Droben fallen die Blätter.
Drunten fällt nichts.
Drunten ist das Halten selbst zu Haus.
Es gibt ein Licht, das nie geboren wurde
und darum nie stirbt:
es schläft im Stein und wartet auf Augen.
Deine, Elis Fröbom, wenn du willst.
Above, the leaves fall.
Below, nothing falls.
Below, keeping itself is at home.
There is a light that was never born
and therefore never dies:
it sleeps in the stone and waits for eyes.
Yours, Elis Fröbom, if you are willing.
Geh nach Falun.
Dort steht die Erde offen
wie ein Wort, das einer angefangen
und nie zu Ende gesprochen hat.
Steig hinein und sprich es fertig.
Go to Falun.
There the earth stands open
like a word that someone began
and never finished speaking.
Climb in and finish saying it.
ELIS (and with his voice, the pulse returns — he is still alive, and the orchestra says so)
Wer seid Ihr?

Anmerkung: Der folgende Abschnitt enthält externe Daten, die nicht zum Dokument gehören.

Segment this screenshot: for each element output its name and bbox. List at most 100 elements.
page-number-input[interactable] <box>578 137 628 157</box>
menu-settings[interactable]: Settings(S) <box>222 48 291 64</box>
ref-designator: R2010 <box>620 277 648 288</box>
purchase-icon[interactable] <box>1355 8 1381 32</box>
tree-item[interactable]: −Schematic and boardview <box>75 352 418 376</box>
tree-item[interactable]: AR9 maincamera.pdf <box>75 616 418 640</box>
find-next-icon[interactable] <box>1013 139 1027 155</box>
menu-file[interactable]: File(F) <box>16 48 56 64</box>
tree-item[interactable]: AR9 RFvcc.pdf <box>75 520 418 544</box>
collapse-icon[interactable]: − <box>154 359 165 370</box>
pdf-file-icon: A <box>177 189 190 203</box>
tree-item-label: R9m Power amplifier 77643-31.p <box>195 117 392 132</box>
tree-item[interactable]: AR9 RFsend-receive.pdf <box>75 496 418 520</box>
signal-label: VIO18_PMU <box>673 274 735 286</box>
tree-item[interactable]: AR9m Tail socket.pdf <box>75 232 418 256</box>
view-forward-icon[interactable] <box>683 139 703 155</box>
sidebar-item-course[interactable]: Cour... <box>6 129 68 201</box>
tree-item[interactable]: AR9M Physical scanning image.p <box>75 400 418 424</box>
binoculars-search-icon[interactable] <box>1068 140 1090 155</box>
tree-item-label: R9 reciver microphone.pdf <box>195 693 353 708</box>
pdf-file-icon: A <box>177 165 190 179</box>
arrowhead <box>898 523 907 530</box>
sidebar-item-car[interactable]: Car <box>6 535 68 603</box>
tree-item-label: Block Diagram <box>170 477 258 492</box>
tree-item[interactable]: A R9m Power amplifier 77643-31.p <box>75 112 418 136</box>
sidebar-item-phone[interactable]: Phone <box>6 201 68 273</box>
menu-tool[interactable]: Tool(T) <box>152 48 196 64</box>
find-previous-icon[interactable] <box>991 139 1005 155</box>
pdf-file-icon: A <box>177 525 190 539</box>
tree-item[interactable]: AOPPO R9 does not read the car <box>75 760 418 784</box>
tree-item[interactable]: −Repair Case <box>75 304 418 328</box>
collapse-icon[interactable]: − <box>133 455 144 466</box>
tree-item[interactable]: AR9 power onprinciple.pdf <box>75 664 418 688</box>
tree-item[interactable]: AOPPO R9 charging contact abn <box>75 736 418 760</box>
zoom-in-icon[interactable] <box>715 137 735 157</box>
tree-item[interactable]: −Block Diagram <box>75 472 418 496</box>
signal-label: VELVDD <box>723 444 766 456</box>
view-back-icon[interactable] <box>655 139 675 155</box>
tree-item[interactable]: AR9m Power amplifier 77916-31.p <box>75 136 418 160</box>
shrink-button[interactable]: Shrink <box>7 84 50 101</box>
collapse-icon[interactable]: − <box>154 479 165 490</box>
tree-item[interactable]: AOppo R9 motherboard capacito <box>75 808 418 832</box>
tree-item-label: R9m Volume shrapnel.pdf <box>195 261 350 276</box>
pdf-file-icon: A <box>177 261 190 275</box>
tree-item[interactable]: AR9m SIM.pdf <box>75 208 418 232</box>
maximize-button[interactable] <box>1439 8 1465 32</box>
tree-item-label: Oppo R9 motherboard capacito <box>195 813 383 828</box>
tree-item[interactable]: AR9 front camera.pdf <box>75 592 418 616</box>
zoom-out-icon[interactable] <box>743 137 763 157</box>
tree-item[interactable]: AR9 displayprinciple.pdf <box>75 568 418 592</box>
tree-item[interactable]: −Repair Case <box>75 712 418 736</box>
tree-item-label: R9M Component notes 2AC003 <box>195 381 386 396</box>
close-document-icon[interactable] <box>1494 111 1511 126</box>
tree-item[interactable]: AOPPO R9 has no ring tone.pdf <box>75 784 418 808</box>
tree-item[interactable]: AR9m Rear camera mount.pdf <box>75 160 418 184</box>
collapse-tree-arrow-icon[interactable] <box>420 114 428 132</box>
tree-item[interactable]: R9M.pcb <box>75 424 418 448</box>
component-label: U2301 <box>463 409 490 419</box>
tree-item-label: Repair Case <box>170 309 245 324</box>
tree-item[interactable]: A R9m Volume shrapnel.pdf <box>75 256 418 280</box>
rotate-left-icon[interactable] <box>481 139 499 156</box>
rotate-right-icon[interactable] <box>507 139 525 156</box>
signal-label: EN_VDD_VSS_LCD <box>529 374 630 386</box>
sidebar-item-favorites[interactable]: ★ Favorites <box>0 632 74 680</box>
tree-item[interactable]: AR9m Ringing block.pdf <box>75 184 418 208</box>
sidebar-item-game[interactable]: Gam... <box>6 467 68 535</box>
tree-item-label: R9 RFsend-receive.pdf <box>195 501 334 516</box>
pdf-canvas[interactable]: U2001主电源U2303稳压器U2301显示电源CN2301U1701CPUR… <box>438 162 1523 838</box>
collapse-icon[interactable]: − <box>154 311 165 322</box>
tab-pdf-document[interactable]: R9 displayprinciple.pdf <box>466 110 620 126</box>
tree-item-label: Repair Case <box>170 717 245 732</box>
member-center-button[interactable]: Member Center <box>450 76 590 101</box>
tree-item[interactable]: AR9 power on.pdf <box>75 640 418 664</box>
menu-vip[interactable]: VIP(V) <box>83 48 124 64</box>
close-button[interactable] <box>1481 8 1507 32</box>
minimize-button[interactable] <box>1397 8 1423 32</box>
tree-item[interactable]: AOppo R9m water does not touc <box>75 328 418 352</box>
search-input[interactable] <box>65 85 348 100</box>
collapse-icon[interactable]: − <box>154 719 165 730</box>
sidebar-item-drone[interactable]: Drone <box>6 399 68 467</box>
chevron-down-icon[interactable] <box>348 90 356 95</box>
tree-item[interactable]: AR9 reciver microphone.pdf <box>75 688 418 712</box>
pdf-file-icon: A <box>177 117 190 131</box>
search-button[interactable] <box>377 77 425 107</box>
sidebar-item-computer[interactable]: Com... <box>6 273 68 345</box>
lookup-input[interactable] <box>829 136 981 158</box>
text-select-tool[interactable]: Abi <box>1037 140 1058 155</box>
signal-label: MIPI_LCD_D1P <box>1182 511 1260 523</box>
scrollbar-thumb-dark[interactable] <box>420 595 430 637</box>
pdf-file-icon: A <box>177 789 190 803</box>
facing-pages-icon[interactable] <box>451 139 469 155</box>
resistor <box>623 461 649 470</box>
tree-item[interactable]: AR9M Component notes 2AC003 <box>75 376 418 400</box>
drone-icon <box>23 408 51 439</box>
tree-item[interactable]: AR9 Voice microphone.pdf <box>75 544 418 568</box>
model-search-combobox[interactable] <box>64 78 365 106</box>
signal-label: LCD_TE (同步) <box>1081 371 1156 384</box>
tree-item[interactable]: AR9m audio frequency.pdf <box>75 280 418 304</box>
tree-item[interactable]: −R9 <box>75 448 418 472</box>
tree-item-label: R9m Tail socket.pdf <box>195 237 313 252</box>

Von welchem Schiff?
Ihr redet wie das Heimweh selbst,
nur umgekehrt: ein Heimweh in die Erde.
Mir graut — und etwas in mir
graut sich nach diesem Grauen.
Who are you? From what ship?
You talk like homesickness itself,
only inverted: a homesickness into the earth.
I shudder — and something in me
longs toward this shuddering.

He turns to the feast for one moment — when he turns back, TORBERN is gone. No exit was seen; the grey is simply no longer there. ELIS at the gulf's lip, looking down into the unseen water, then inland, over his shoulder, where the night hills are.

ELIS
Das Meer hat mich gehabt
und gibt mich leer zurück.
Versuchen wir den Stein.
Vielleicht ist Tiefe Tiefe,
und ich bin nur für Tiefe gebaut —
gleichviel, ob sie nass ist oder dunkel.
The sea has had me
and gives me back empty.
Let us try the stone.
Perhaps depth is depth,
and I am only built for depth —
no matter whether it is wet or dark.
Nach Falun denn.
Wo die Erde offen steht,
da kann ein Offener wohl wohnen.
To Falun, then.
Where the earth stands open,
an open man may well make his home.

He shoulders his sea-sack and goes inland, the long diagonal, against the feast's returning reel. As he passes from view the backcloth begins, by gas-dimming and a second cloth behind gauze, to change: the masts fade, hills harden, and at the last — held only ten seconds before the curtain — the audience glimpses what he will see in three days' walking: the Great Pit of Falun on the painted horizon, a darkness in the earth with red houses strewn small about its rim, like drops around a wound. Der Puls carries the act out; but in its final two measures, once, far under everything, one chord of Kristall — the mountain has heard him coming.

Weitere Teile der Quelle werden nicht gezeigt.